他話音剛落,洞穴深處走出來了一個男人。
談郁側頭看去,不是索樹月,而是弘子金。
“不是讓你別進來”男人瞥向他看了一眼,皺了眉,將手中長刀收了起來,轉而對索樹月說“你什么時候出來的”
“沒多久。”索樹月揣摩道,“你也看到秘境里的你了”
弘子金走到談郁身邊,說“沒有。”又道“只看見一頭靈獸從洞穴外飛出去,它就在附近,是一只三眼鳥。”

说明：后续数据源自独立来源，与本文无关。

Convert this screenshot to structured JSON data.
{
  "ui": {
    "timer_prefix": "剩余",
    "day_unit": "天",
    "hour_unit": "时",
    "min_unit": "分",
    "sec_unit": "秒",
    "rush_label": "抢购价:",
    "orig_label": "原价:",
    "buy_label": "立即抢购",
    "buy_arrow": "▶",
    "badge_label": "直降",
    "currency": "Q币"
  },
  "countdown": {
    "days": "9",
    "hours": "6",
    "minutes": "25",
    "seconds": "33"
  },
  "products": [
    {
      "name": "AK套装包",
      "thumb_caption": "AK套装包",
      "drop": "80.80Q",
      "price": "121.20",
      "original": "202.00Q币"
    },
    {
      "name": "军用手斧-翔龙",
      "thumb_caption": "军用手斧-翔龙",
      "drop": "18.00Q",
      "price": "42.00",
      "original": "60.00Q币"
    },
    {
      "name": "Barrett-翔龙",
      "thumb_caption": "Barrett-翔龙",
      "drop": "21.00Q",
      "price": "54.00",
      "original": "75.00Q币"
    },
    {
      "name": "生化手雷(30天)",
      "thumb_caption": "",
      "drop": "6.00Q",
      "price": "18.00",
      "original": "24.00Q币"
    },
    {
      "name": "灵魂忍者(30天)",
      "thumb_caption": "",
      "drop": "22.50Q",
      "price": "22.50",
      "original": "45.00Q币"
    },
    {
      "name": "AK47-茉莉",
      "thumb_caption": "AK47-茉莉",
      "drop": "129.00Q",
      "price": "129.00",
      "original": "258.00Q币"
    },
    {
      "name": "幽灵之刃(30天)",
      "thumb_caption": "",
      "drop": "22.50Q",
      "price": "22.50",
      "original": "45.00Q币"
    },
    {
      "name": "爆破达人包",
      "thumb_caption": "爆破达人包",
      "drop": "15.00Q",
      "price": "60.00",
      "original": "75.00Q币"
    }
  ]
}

靈獸是珍奇野獸,大多兇猛噬人,毛皮血肉常用以煉丹和靈藥,也有些修士喜好捕捉靈獸飼養。
談郁聽到那是只三眼鳥,忽地有些興趣。
弘子金注意到他的表情,將視線投向他,問“你想去找那只靈獸嗎”
談郁應聲道“我想看看我自己過去就行了。”
男人皺了下眉,說“我陪你去,你現在不能落單。”
談郁一貫感覺這人對邪劍劍靈的態度已經忽冷忽熱,現在已經反常到擔心邪劍的安危,防備他被人搶走。
他不太理解刀客收藏一只劍靈的意義在哪。
談郁盯著對方陷入思索,弘子金與他對視了幾秒,斂眸道“現在就走吧。”
“你倆都不問我一句的”索樹月在一旁看著二人對話,慢慢勾起嘴角,懶洋洋地笑著說“我也想去,一起”
談郁的肩上一沉,又被索樹月在肩頭輕捏了一下。
他皺眉“不要掐我。”
“你可以掐回來。”索樹月又看向弘子金,說,“走吧。”
弘子金的視線正落在他親昵地搭在談郁肩上的手。
談郁是索樹月的劍靈。
這個意識又在他腦海中浮現。
他應了聲,說“應該不止一只三眼鳥。”他走在兩人身邊,朝談郁身邊走近了,低頭說“你打算養嗎。”
談郁猶疑道“應該養不了”
“養寵物是得顧慮許多。”
弘子金答道。
“我可不是把他當寵物。”
索樹月漫不經心地插話道,說著又撥拉了幾下談郁的耳垂。
談郁記得索樹月在明州飼養了很多靈獸,不知道他指的是哪一只,正想問,三人穿過瀑布,倏然眼前光亮,他閉了閉眼睛再睜開,第一眼就望見遠處正走來一個白衣金發的男人陽光下,淡金的發辮和翡翠綠的雙眸十足耀眼,對方正望著他們一行人,停下了腳步。
這是另一個弘子金
談郁有些驚訝“是他。”
他身旁的弘子金倒是很平靜“不必理會。”
另一個弘子金大約也是這個意思,目光在三人身上逡巡了一圈,停在談郁身上,久久地盯著他的臉。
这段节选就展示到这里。